Bu istasyon şefi kimdi biliyor musunuz? Biliyor musunuz? Bir Yahudi idi. “Osmanlılar hep bizi korudular,” diyor, “en azından Halife’ye hizmet etmek için şimdi bir şansım var.” O zamanlar imana sahiptiler. Ehl-i Kitap. Müslümanların imanı nerede bugün? Herkes oturup beraberce kendi milli şarkılarını söylüyor, ulusal bayramları kutluyor; tüm Müslüman ülkelerde durum böyle.

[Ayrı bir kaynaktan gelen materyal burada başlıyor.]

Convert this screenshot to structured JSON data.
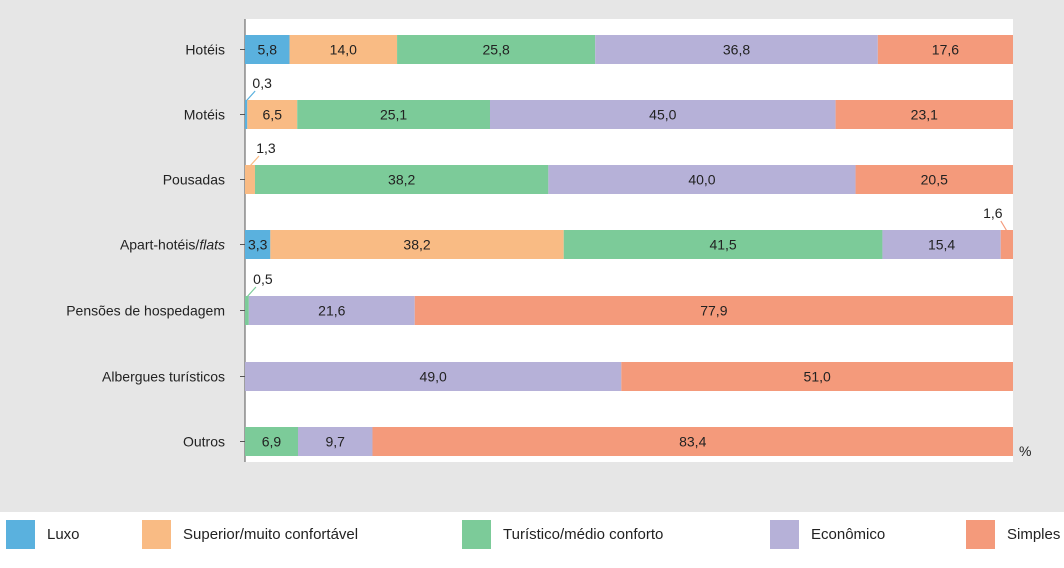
{
  "colors": {
    "Luxo": "#5ab1de",
    "Superior/muito confortável": "#f9bb84",
    "Turístico/médio conforto": "#7ccb99",
    "Econômico": "#b6b1d8",
    "Simples": "#f49a7b"
  },
  "unit_label": "%",
  "chart_data": {
    "type": "bar",
    "orientation": "horizontal",
    "stacked": true,
    "categories": [
      "Hotéis",
      "Motéis",
      "Pousadas",
      "Apart-hotéis/flats",
      "Pensões de hospedagem",
      "Albergues turísticos",
      "Outros"
    ],
    "category_italic_suffix": {
      "Apart-hotéis/flats": "flats"
    },
    "xlim": [
      0,
      100
    ],
    "xlabel": "%",
    "series": [
      {
        "name": "Luxo",
        "values": [
          5.8,
          0.3,
          0.0,
          3.3,
          0.0,
          0.0,
          0.0
        ],
        "labels": [
          "5,8",
          "0,3",
          "",
          "3,3",
          "",
          "",
          ""
        ]
      },
      {
        "name": "Superior/muito confortável",
        "values": [
          14.0,
          6.5,
          1.3,
          38.2,
          0.0,
          0.0,
          0.0
        ],
        "labels": [
          "14,0",
          "6,5",
          "1,3",
          "38,2",
          "",
          "",
          ""
        ]
      },
      {
        "name": "Turístico/médio conforto",
        "values": [
          25.8,
          25.1,
          38.2,
          41.5,
          0.5,
          0.0,
          6.9
        ],
        "labels": [
          "25,8",
          "25,1",
          "38,2",
          "41,5",
          "0,5",
          "",
          "6,9"
        ]
      },
      {
        "name": "Econômico",
        "values": [
          36.8,
          45.0,
          40.0,
          15.4,
          21.6,
          49.0,
          9.7
        ],
        "labels": [
          "36,8",
          "45,0",
          "40,0",
          "15,4",
          "21,6",
          "49,0",
          "9,7"
        ]
      },
      {
        "name": "Simples",
        "values": [
          17.6,
          23.1,
          20.5,
          1.6,
          77.9,
          51.0,
          83.4
        ],
        "labels": [
          "17,6",
          "23,1",
          "20,5",
          "1,6",
          "77,9",
          "51,0",
          "83,4"
        ]
      }
    ],
    "legend": [
      "Luxo",
      "Superior/muito confortável",
      "Turístico/médio conforto",
      "Econômico",
      "Simples"
    ],
    "legend_position": "bottom",
    "grid": false
  }
}
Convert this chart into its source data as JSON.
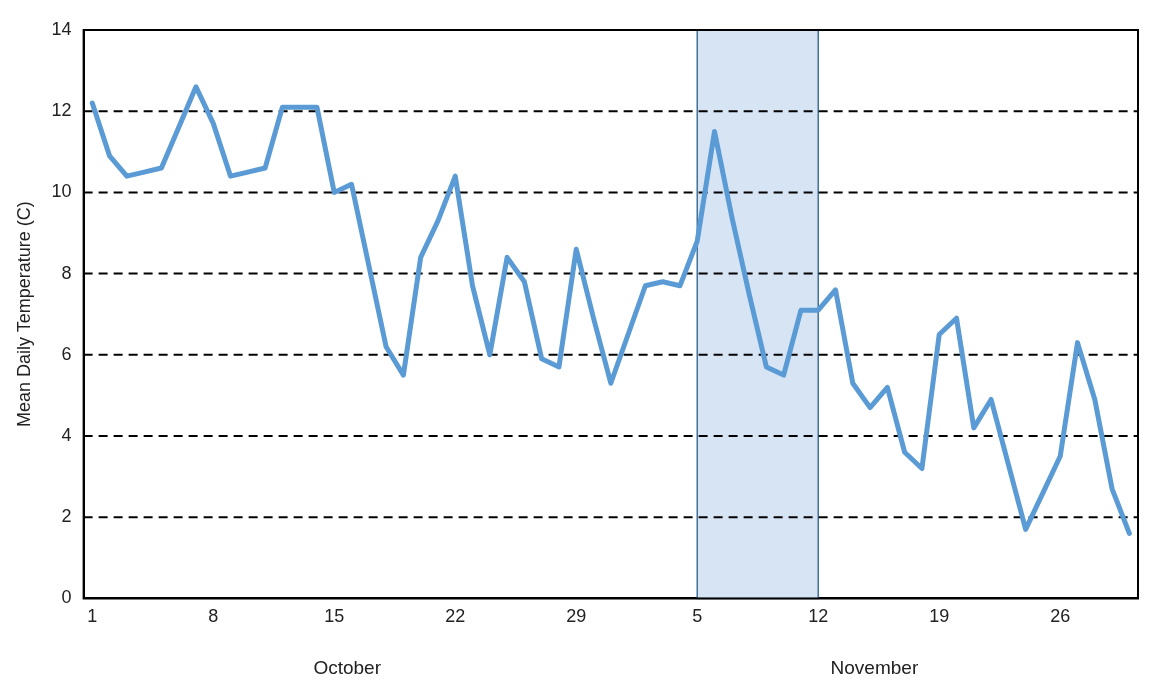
{
  "chart_data": {
    "type": "line",
    "ylabel": "Mean Daily Temperature (C)",
    "x": [
      "--10-01",
      "--10-02",
      "--10-03",
      "--10-04",
      "--10-05",
      "--10-06",
      "--10-07",
      "--10-08",
      "--10-09",
      "--10-10",
      "--10-11",
      "--10-12",
      "--10-13",
      "--10-14",
      "--10-15",
      "--10-16",
      "--10-17",
      "--10-18",
      "--10-19",
      "--10-20",
      "--10-21",
      "--10-22",
      "--10-23",
      "--10-24",
      "--10-25",
      "--10-26",
      "--10-27",
      "--10-28",
      "--10-29",
      "--10-30",
      "--10-31",
      "--11-01",
      "--11-02",
      "--11-03",
      "--11-04",
      "--11-05",
      "--11-06",
      "--11-07",
      "--11-08",
      "--11-09",
      "--11-10",
      "--11-11",
      "--11-12",
      "--11-13",
      "--11-14",
      "--11-15",
      "--11-16",
      "--11-17",
      "--11-18",
      "--11-19",
      "--11-20",
      "--11-21",
      "--11-22",
      "--11-23",
      "--11-24",
      "--11-25",
      "--11-26",
      "--11-27",
      "--11-28",
      "--11-29",
      "--11-30"
    ],
    "series": [
      {
        "color": "#5b9bd5",
        "values": [
          12.2,
          10.9,
          10.4,
          10.5,
          10.6,
          11.6,
          12.6,
          11.7,
          10.4,
          10.5,
          10.6,
          12.1,
          12.1,
          12.1,
          10.0,
          10.2,
          8.2,
          6.2,
          5.5,
          8.4,
          9.3,
          10.4,
          7.7,
          6.0,
          8.4,
          7.8,
          5.9,
          5.7,
          8.6,
          6.9,
          5.3,
          6.5,
          7.7,
          7.8,
          7.7,
          8.8,
          11.5,
          9.4,
          7.5,
          5.7,
          5.5,
          7.1,
          7.1,
          7.6,
          5.3,
          4.7,
          5.2,
          3.6,
          3.2,
          6.5,
          6.9,
          4.2,
          4.9,
          3.3,
          1.7,
          2.6,
          3.5,
          6.3,
          4.9,
          2.7,
          1.6
        ]
      }
    ],
    "xlim": [
      "--09-30T12:00",
      "--11-30T12:00"
    ],
    "xticks": [
      {
        "value": "--10-01",
        "label": "1"
      },
      {
        "value": "--10-08",
        "label": "8"
      },
      {
        "value": "--10-15",
        "label": "15"
      },
      {
        "value": "--10-22",
        "label": "22"
      },
      {
        "value": "--10-29",
        "label": "29"
      },
      {
        "value": "--11-05",
        "label": "5"
      },
      {
        "value": "--11-12",
        "label": "12"
      },
      {
        "value": "--11-19",
        "label": "19"
      },
      {
        "value": "--11-26",
        "label": "26"
      }
    ],
    "ylim": [
      0,
      14
    ],
    "yticks": [
      0,
      2,
      4,
      6,
      8,
      10,
      12,
      14
    ],
    "grid": "y",
    "legend": false,
    "marker": "none",
    "line_style": "solid",
    "bands": [
      {
        "axis": "x",
        "from": "--11-05",
        "to": "--11-12",
        "color": "#d6e4f4"
      }
    ],
    "annotations": [
      "October",
      "November"
    ]
  }
}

Şunu artık anlayın, kendi ulusal kuruluşunu kutluyorsun, çünkü topluca hepimiz Halife’ye ihanet edip onu sürgüne gönderdik. Hilafetin ölümü, Modern İslami ulusların doğması ve tüm dünya için ikinci Cahiliye devrinin yeniden dirilmesi demektir.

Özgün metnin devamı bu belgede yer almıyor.